A Musical Moment
Villains lurk behind the arras;
Magicians work behind the screens:
Dancers twerk and spells embarrass,
Magnets jerk on things unseen:
Undulations that escape us,
Words that fly from poems to prose;
Choral thunder that reshapes us:
Conundrums that the planets pose,
Spiral worlds our songs transpose
From the frequencies our souls enclose.
April 16th, 2026, Kaiholu
Explanation
This poem came out of some prose, which I wrote first, a technique the ancient Greeks called metaphrastics, when poems come out of prose. And when out of music, balance, or stasis, flows, as I discuss below.
In alchemy, objects emerge from mixing metabolisms. Our lives are filled with such transformations.
What is made by such alchemies, such metamorphoses, is magic.
Behind Hamlet, behind The Elixir of Love, behind The Wizard of Oz, behind the alchemy of arias and operas themselves, are what the ancient Greeks called metaphrastics, where prose turns into poetry, where something deeper lurks behind the physical depth of matter. As we are made of elements found only in stars, maybe we hide the frequencies of stars inside us, the misunderstood modulations of their magnetic waves, because of whose rarefactions entire galaxies rotate?
Planets spin because of gravity and magnetism, forces we don’t understand. Frequencies generated by motion initiated at the birth of the universe, Pythagoras’s music of the spheres, keeps planets spinning liketops and underlies the energy of the world.
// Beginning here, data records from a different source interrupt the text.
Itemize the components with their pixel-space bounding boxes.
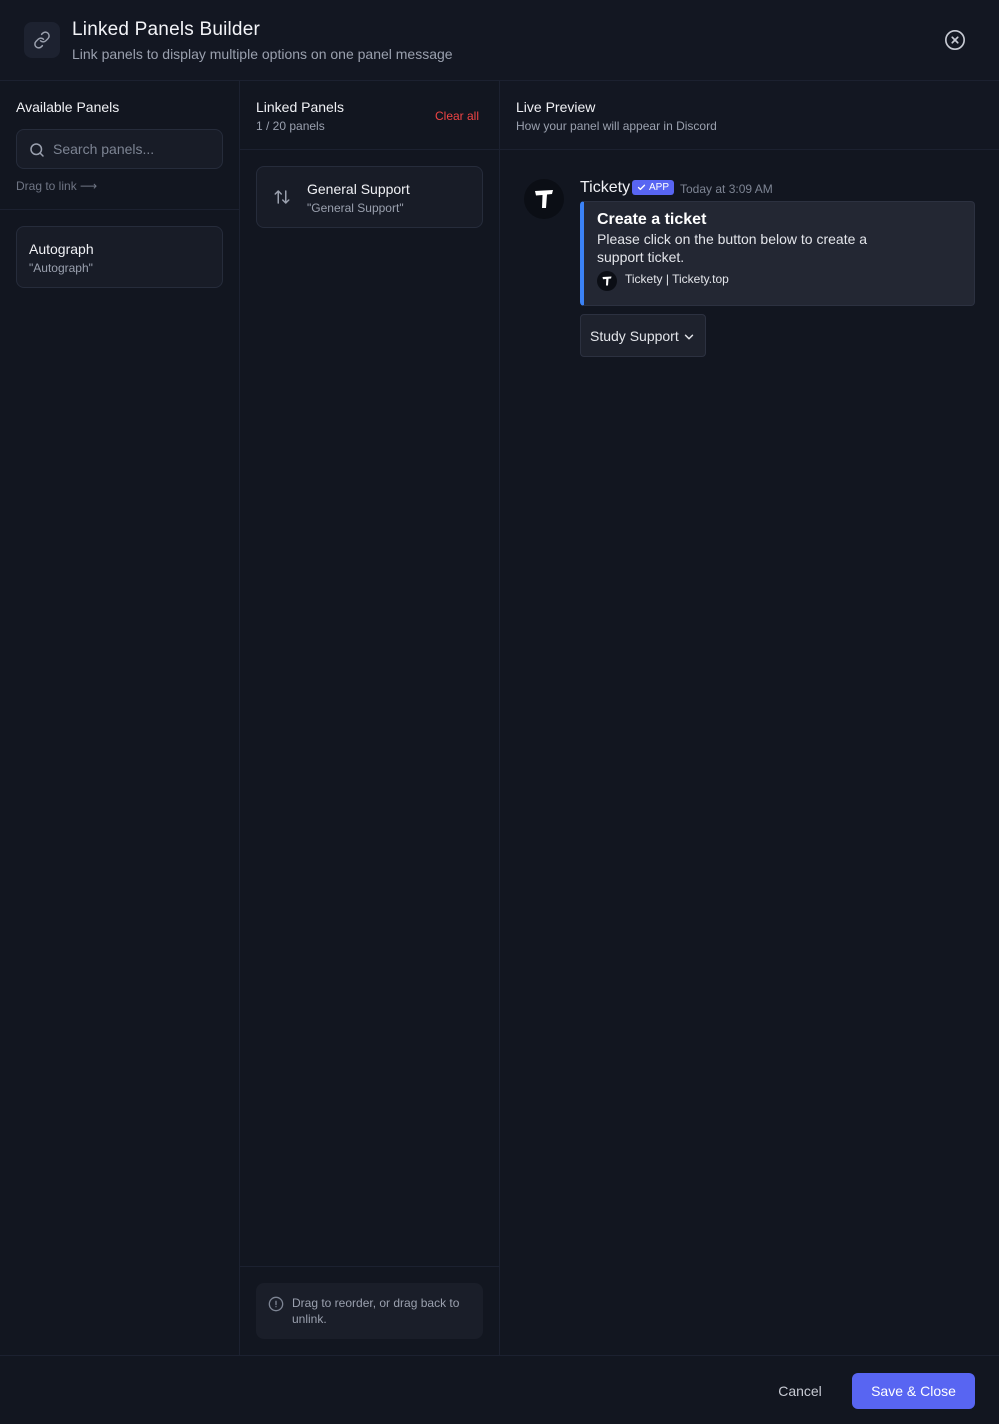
close-button[interactable] <box>943 28 967 52</box>
linked-panels-column: Linked Panels 1 / 20 panels Clear all Ge… <box>240 81 500 1355</box>
panel-label: "General Support" <box>307 201 404 215</box>
tickety-logo-icon <box>597 271 617 291</box>
chevron-down-icon <box>684 334 694 340</box>
reorder-icon <box>274 190 290 204</box>
available-panels-column: Available Panels Drag to link ⟶ Autograp… <box>0 81 240 1355</box>
panel-name: Autograph <box>29 241 94 257</box>
message-timestamp: Today at 3:09 AM <box>680 182 773 196</box>
bot-avatar <box>524 179 564 219</box>
embed-description: Please click on the button below to crea… <box>597 231 868 265</box>
drag-to-link-hint: Drag to link ⟶ <box>16 179 98 193</box>
panel-label: "Autograph" <box>29 261 93 275</box>
reorder-hint-text: Drag to reorder, or drag back to unlink. <box>292 1296 460 1326</box>
cancel-button[interactable]: Cancel <box>760 1373 840 1409</box>
info-icon <box>268 1296 284 1312</box>
bot-name: Tickety <box>580 179 631 196</box>
close-icon <box>945 30 965 50</box>
search-input[interactable] <box>53 130 218 168</box>
divider <box>240 1266 499 1267</box>
live-preview-title: Live Preview <box>516 99 596 115</box>
modal-header: Linked Panels Builder Link panels to dis… <box>0 0 999 81</box>
clear-all-button[interactable]: Clear all <box>435 109 479 123</box>
panel-name: General Support <box>307 181 410 197</box>
divider <box>0 209 239 210</box>
live-preview-column: Live Preview How your panel will appear … <box>500 81 999 1355</box>
search-icon <box>30 143 44 157</box>
reorder-hint-box: Drag to reorder, or drag back to unlink. <box>256 1283 483 1339</box>
select-label: Study Support <box>590 328 679 344</box>
available-panels-title: Available Panels <box>16 99 120 115</box>
available-panel-card[interactable]: Autograph "Autograph" <box>16 226 223 288</box>
tickety-logo-icon <box>535 190 553 208</box>
live-preview-header: Live Preview How your panel will appear … <box>500 81 999 150</box>
embed-card: Create a ticket Please click on the butt… <box>580 201 975 306</box>
linked-panels-header: Linked Panels 1 / 20 panels Clear all <box>240 81 499 150</box>
app-badge-label: APP <box>649 182 670 193</box>
linked-panels-title: Linked Panels <box>256 99 344 115</box>
embed-footer: Tickety | Tickety.top <box>625 272 729 286</box>
save-close-button[interactable]: Save & Close <box>852 1373 975 1409</box>
live-preview-subtitle: How your panel will appear in Discord <box>516 119 717 133</box>
modal-subtitle: Link panels to display multiple options … <box>72 46 453 62</box>
modal-footer: Cancel Save & Close <box>0 1355 999 1424</box>
linked-panel-card[interactable]: General Support "General Support" <box>256 166 483 228</box>
modal-title: Linked Panels Builder <box>72 19 260 40</box>
linked-panels-count: 1 / 20 panels <box>256 119 325 133</box>
embed-title: Create a ticket <box>597 211 707 228</box>
link-icon <box>24 22 60 58</box>
app-badge: APP <box>632 180 675 195</box>
check-icon <box>637 184 646 191</box>
panel-select-dropdown[interactable]: Study Support <box>580 314 706 357</box>
search-box[interactable] <box>16 129 223 169</box>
We all seek visions fugitives, phantoms which run away from us. Do we find them in Proust? Or Rachmaninoff’s Moment Musical No. 5, whose lilt, imitating the roll of a gondola in the tides of the Venetian lagoon, imitates the balance created by the exchange of energy, which drives the universe’s energy grid. Schubert wrote six Moments Musicaux, published in 1828, on which, in 1896, Rachmaninoff based his own six “moments.”
Newton believed that heat and light were forms of matter which could only be re-arranged, but never destroyed. So when one thing turns into another (water into ice, air into snow), heat is created, which in turn powers the motion in the universe, while the amount of both energy or matter remains the same.
Both Newtonian gas theory and quantum mechanics posit that energy is never lost, but conserved, by the transformation of one form of energy into another. As a universal constant, the conservation of matter validates the concept of a celestial force which keeps the world in balance, a coy concession to the notion of God.
I always feel that balance in Dylan Thomas’s prescient long sonnet:
The force that through the green fuse drives the flower
Drives my green age; that blasts the roots of trees
Is my destroyer.
And I am dumb to tell the crooked rose
My youth is bent by the same wintry fever.
The force that drives the water through the rocks
Drives my red blood; that dries the mouthing streams
Turns mine to wax.
And I am dumb to mouth unto my veins
How at the mountain spring the same mouth sucks.
The hand that whirls the water in the pool
Stirs the quicksand; that ropes the blowing wind
Hauls my shroud sail.
And I am dumb to tell the hanging man
How of my clay is made the hangman's lime.
The lips of time leech to the fountain head;
Love drips and gathers, but the fallen blood
Shall calm her sores.
And I am dumb to tell a weather's wind
How time has ticked a heaven round the stars.
And I am dumb to tell the lover's tomb
How at my sheet goes the same crooked worm.
In Thomas’s poem, he balances the world through equating the life force with inevitable death.
Hamlet said that death was only matter rearranged. He says it twice, once to Claudius, explaining “how a king may go a progress through the guts of a beggar,” expanding on the idea to the gravediggers:
Alexander died, Alexander was buried, Alexander
returneth to dust; the dust is earth; of earth
we make loam; and why of that loam whereto he
was converted might they not stop a beer barrel?
Imperious Caesar, dead and turned to clay,
Might stop a hole to keep the wind away.
O, that that earth which kept the world in awe
Should patch a wall t’ expel the winter’s flaw!